With luck, this will be the engine that will last the aging truck until I no longer need him; his daily commuter status will end this coming year and he, too, can retire to the farm and make occasional trips to town for feed and lumber and to carry large hexen to UPS... a few times a month at most.
Meanwhile we have to come up with a pallet in good repair and several contractor plastic bags in which to contain the old engine, which will be strapped to the pallet, to be picked up by a shipping company, arranged by the rebuilder, for transport. Because we are sending the old engine first, they are covering the cost of shipping both ways as part of our deal. Apparently, they have a hard time getting folks to actually return an engine, rather than just "eating" the core charge.
So, for now, Artie is tucked in the back of a mechanic's bay. Soon we will have the old engine on its way and before spring, Artie shall return home.

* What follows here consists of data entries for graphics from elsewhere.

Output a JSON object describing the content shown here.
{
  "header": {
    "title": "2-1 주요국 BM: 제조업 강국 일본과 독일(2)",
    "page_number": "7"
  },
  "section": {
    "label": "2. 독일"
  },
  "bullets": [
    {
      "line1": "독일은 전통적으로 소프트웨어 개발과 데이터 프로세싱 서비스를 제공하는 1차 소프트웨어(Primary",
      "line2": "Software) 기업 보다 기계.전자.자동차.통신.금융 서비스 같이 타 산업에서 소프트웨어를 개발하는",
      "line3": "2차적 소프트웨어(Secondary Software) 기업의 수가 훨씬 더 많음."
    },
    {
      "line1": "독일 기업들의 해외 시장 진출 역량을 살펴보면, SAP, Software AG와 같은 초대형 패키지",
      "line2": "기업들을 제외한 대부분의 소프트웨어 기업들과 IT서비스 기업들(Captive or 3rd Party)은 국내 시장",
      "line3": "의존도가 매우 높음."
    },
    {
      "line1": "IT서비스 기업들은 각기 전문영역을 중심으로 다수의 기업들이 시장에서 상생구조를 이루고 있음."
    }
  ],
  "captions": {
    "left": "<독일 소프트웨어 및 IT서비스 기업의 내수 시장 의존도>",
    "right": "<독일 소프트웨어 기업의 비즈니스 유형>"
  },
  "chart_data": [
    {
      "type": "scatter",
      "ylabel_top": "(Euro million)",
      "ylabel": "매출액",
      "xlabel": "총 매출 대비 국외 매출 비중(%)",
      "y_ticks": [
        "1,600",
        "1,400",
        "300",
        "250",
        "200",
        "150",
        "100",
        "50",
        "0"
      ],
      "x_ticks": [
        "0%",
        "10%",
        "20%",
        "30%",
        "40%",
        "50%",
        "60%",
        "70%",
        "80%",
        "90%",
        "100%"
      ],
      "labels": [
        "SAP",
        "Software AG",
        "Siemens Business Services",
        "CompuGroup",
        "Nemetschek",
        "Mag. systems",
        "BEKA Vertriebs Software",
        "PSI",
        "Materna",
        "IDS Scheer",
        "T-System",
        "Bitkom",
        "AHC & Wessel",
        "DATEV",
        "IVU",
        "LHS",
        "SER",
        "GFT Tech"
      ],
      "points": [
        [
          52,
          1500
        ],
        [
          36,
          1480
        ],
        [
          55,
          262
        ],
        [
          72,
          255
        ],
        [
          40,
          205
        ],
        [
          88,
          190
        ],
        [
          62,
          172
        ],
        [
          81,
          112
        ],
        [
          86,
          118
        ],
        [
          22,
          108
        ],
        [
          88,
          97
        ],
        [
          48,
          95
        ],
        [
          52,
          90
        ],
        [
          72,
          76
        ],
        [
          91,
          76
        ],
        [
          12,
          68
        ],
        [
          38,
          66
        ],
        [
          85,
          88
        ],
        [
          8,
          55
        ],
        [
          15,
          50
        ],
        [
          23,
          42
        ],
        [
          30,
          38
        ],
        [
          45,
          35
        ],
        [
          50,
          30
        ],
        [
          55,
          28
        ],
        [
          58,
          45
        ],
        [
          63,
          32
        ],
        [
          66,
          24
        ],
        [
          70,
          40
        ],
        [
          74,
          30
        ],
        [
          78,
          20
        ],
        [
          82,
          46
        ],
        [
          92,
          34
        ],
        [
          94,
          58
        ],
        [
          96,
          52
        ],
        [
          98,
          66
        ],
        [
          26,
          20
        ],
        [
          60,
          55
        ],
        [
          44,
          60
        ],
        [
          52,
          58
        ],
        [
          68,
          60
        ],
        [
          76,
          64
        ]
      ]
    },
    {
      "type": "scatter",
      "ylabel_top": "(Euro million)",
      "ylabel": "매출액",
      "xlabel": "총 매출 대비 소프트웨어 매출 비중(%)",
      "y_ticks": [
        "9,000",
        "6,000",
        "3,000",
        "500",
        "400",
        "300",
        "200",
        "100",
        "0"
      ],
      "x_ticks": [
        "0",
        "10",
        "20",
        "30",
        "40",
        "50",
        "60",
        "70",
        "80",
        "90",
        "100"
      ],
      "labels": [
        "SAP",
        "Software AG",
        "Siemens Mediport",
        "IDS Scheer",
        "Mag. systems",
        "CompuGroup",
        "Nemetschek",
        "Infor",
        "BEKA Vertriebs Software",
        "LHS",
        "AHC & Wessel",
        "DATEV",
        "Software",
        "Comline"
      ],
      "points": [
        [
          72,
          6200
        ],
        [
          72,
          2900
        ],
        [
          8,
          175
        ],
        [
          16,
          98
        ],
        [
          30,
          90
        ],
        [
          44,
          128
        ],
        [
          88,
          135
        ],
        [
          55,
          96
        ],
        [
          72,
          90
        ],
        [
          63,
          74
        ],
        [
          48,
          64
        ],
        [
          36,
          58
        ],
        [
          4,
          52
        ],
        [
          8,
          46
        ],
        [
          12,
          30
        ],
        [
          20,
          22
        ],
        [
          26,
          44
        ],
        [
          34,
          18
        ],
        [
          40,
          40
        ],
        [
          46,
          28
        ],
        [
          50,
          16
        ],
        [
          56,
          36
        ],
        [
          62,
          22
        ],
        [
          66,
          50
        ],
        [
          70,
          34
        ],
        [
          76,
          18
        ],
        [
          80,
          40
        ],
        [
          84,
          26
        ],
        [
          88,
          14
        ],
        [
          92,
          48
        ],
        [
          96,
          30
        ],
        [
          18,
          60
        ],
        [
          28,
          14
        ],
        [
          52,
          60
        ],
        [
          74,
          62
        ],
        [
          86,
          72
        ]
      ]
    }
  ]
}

Meanwhile, back at the farm, we have been enjoying a surprisingly abrupt onset of appears to be building into a serious Maine winter. While there is only about a foot of snow on the ground (sufficient to make my Yule day trek around the boundaries, to reset wards and charms, an exercise in breaking trail with snow shoes) we have since acquired a solid coating of ice on top of the snow which makes for very difficult walking. Tending the fowl is a challenge and my cohort took several nasty falls just prior to the Christmas holiday while helping me to acquire and butcher a turkey for a friend at work. He is currently nursing many sore muscles and a likely broken tailbone, from a fall on the porch steps.
He still managed to get out to Fergie, our tractor, to cajole her into starting so he could finally clear a bit of the accumulation from the driveway and, most importantly, the entrance at the road which was filled with road ice almost enough to block entrance and exit by the Subaru. With more snow falling today, and a final shift at work in town tomorrow, I am thankful for his efforts. Otherwise, I was planning to take the mattock and attack the end of the drive, as a (plastic) snow shovel would not have been up to the job. This is some, serious ice! But beautiful though!
On a different note, when I butchered our turkey for Yule, we decided that I needed to remove the feathers indoors, to avoid attracting predators to the rest of the fowl. As I struggled to extract the flight and tail feathers and pluck the remainder of the bird -- with both dry down and wet feathers from his flapping on the snowy ground sticking to my hands -- I wondered just why it was that "one must dry pluck a turkey" like a duck, instead of dipping them in hot water, like most folks do chickens. As frustrated as I was by the feathery mess, I decided to give the dunking a try and heated up a water bath canning kettle 3/4 full of water. K helped lift the bird high enough to dunk half of it into the water and... voila! feathers came almost literally flying off! Even the hard wing feathers only resisted a little! When that part of the bird was done, we held its wings and dunked the tail end equally successfully. The water did not damage the skin and the bird looked beautiful both before and after cooking. So I guess the folks who decreed that dipping turkeys was not to be done didn't have a big enough pot! From now on, that is how I shall do them.